INTRODUCE for: rate decoupling, parallelism (fan-out), burst absorption, streaming
SKIP for:      synchronous req/resp, same-rate stages, broadcast (every consumer sees all)
BOUND:         every buffer; cap aggregate in-flight; explicit overflow policy + metric
TERMINATE:     backpressure at a request reject (503), never the accept loop
DISTRIBUTED:   ZeroMQ PUSH/PULL (fair queue, HWM, no durability),
               NATS queue groups (+ JetStream for acks/redelivery),
               brokers (prefetch=buffer, ack=durably-done, DLQ=poison)
OPERATE:       queue_depth, blocked_seconds, dropped_total (alert), process_latency
SHUTDOWN:      stop admitting -> drain (close + wg.Wait within budget) -> exit

Summary

At the professional level, push-pull is a continuum from the in-process channel to the cross-service broker, unified by the same five concerns: bound the buffer, distribute via fan-out, exert backpressure, decide the ack/loss policy, and choreograph shutdown.
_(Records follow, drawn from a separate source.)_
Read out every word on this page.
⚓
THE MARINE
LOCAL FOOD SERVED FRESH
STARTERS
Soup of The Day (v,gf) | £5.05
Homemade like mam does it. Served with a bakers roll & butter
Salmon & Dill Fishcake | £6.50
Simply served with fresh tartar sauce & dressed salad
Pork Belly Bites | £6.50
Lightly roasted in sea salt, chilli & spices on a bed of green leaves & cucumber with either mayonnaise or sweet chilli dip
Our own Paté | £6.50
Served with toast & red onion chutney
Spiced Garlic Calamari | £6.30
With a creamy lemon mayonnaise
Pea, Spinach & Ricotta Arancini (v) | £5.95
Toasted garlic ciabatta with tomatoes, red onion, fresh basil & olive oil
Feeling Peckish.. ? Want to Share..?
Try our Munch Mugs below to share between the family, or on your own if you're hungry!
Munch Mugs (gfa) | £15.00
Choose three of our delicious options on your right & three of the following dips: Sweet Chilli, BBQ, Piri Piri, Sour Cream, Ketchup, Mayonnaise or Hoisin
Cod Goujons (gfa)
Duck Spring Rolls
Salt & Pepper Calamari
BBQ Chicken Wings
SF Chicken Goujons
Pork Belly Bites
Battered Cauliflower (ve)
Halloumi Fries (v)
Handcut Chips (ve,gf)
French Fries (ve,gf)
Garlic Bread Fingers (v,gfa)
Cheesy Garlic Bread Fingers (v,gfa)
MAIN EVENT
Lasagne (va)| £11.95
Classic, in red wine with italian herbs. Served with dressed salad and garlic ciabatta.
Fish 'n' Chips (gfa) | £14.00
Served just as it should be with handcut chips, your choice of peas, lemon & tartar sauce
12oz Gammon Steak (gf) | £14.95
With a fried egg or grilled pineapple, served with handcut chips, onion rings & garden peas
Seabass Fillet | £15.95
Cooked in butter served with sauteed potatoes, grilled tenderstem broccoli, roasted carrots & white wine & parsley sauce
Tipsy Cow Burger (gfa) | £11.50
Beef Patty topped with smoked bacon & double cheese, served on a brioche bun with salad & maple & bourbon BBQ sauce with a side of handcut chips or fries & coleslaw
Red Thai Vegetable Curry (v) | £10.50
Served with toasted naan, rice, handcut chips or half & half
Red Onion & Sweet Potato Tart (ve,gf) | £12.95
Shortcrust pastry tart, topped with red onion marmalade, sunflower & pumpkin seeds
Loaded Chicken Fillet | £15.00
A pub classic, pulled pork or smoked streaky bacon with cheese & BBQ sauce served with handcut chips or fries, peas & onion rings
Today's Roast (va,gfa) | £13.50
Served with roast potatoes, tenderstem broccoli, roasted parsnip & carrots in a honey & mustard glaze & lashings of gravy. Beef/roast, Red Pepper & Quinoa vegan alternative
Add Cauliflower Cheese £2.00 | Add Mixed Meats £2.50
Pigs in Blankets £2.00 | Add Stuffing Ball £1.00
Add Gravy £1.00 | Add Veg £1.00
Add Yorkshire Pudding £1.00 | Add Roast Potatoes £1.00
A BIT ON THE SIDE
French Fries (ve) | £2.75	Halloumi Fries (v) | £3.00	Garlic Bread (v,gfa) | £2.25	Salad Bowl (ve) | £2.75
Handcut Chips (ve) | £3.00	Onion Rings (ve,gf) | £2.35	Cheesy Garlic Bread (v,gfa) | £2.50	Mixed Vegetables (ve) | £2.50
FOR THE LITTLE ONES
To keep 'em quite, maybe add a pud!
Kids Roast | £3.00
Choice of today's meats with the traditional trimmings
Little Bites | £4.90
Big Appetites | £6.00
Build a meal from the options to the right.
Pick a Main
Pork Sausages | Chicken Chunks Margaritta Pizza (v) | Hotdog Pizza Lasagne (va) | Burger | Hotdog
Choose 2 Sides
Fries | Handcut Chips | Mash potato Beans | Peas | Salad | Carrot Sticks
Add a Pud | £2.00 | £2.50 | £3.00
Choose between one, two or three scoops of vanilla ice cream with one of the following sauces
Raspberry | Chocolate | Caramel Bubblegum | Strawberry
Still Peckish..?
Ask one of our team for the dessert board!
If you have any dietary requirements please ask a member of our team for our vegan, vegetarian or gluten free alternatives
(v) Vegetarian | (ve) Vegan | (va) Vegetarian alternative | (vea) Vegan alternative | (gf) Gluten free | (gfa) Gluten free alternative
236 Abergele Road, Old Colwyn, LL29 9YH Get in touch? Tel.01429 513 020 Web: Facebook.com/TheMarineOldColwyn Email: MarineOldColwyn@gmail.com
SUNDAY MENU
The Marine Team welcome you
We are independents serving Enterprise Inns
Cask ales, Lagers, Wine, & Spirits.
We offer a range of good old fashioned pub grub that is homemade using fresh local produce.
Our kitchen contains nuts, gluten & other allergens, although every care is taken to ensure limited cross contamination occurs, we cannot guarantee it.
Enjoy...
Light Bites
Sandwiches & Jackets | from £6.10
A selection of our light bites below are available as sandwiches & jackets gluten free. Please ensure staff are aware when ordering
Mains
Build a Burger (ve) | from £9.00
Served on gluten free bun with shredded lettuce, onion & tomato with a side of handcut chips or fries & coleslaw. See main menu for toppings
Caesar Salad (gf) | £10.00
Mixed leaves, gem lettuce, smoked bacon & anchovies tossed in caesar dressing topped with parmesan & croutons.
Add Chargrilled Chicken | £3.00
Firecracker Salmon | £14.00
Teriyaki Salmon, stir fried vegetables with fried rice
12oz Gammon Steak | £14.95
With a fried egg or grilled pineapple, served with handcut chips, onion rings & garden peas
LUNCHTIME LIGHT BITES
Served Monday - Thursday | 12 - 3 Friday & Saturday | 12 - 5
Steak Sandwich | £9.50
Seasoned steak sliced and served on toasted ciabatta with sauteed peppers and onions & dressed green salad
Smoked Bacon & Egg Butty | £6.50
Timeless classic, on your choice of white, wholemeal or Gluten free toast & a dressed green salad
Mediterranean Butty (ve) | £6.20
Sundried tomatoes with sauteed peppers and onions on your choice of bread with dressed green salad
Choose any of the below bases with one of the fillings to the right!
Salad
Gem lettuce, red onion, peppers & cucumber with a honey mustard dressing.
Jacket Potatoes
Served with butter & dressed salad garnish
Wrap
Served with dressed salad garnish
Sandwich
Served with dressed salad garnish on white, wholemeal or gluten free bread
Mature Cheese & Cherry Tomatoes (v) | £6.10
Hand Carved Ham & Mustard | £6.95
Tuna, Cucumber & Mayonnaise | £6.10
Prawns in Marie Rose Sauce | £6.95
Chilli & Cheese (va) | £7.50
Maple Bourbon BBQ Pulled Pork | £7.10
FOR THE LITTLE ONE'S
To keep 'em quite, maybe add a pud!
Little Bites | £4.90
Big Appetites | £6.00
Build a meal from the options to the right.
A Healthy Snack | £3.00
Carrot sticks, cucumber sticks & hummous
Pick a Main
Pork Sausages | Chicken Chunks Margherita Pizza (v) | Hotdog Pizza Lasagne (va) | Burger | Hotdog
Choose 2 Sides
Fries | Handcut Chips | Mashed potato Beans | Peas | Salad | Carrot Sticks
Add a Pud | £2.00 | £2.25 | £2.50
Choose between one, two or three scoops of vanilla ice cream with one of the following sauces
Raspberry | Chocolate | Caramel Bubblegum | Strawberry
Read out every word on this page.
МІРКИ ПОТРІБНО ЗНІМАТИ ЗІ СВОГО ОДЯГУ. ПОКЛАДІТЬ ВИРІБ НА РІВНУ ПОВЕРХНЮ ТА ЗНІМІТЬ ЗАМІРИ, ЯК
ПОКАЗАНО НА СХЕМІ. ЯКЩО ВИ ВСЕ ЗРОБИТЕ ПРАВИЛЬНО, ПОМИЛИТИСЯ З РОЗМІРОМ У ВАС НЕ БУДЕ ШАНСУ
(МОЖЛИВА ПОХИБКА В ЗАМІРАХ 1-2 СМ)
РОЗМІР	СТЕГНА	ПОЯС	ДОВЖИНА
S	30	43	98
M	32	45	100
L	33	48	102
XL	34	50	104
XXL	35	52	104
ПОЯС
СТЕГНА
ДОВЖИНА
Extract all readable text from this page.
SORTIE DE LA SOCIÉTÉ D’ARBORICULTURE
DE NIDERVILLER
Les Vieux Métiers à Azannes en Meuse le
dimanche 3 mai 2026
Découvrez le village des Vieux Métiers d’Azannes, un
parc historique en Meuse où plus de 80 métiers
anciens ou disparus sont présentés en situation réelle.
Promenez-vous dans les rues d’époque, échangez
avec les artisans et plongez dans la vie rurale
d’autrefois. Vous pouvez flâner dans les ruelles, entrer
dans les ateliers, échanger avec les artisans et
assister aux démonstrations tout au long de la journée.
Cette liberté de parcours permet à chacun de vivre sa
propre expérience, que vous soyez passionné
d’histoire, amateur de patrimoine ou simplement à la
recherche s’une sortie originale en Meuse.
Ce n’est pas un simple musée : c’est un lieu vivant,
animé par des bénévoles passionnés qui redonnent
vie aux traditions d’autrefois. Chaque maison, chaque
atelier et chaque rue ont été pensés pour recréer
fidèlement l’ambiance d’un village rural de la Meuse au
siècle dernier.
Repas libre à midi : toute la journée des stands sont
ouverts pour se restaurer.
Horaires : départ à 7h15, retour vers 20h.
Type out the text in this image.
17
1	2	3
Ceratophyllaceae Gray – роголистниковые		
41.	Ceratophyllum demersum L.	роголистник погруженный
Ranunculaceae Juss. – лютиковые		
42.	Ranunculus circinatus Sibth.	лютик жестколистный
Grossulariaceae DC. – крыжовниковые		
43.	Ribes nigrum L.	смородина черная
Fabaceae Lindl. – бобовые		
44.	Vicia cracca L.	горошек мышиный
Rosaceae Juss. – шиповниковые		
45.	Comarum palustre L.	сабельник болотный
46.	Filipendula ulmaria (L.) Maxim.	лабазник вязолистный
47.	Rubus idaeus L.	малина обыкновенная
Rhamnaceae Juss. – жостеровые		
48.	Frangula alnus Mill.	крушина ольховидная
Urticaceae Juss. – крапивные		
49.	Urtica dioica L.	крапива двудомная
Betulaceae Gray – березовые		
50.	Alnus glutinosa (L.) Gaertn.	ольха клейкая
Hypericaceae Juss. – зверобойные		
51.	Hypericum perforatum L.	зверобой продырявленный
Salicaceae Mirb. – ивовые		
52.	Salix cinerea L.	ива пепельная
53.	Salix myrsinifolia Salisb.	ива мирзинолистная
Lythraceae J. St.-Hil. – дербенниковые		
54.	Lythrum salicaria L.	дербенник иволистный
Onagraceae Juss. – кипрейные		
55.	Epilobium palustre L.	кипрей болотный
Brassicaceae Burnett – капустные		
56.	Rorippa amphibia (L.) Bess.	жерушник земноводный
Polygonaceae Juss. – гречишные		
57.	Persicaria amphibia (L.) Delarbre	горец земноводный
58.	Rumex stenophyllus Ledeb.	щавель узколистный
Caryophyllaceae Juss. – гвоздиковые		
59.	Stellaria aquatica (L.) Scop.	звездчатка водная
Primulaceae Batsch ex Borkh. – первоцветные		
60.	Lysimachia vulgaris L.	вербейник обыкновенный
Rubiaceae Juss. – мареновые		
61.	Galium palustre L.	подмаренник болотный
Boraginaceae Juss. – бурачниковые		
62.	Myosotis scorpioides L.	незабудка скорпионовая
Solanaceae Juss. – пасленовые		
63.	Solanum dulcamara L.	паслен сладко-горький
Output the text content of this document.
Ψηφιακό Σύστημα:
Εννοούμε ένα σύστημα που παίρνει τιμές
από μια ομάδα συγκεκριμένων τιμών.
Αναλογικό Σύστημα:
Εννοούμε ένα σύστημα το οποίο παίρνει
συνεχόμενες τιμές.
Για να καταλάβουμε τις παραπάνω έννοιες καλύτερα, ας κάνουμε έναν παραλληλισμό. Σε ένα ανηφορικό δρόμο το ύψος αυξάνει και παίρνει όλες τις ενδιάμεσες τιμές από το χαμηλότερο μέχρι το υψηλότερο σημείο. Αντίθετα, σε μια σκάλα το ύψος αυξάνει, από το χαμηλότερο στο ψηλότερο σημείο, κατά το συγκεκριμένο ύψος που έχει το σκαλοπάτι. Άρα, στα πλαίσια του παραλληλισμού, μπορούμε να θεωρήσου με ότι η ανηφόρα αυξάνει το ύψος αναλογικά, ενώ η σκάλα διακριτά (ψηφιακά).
Introduce a channel for rate decoupling or parallelism, not decoration; bound every queue and convert overload into a visible, caller-facing reject (503) so backpressure never reaches the accept loop and triggers a retry storm. The distributed analogues — ZeroMQ PUSH/PULL (fair queuing, high-water-mark backpressure, no durability), NATS queue groups (load-balanced delivery, JetStream for acks and redelivery), and broker work queues (prefetch as the buffer, acks as durably-done, dead-letter queues for poison messages) — are the same pattern with durability and scale added. Operate it on queue depth, blocked time, and drop counts; shut it down by closing the front door, draining within budget, then exiting.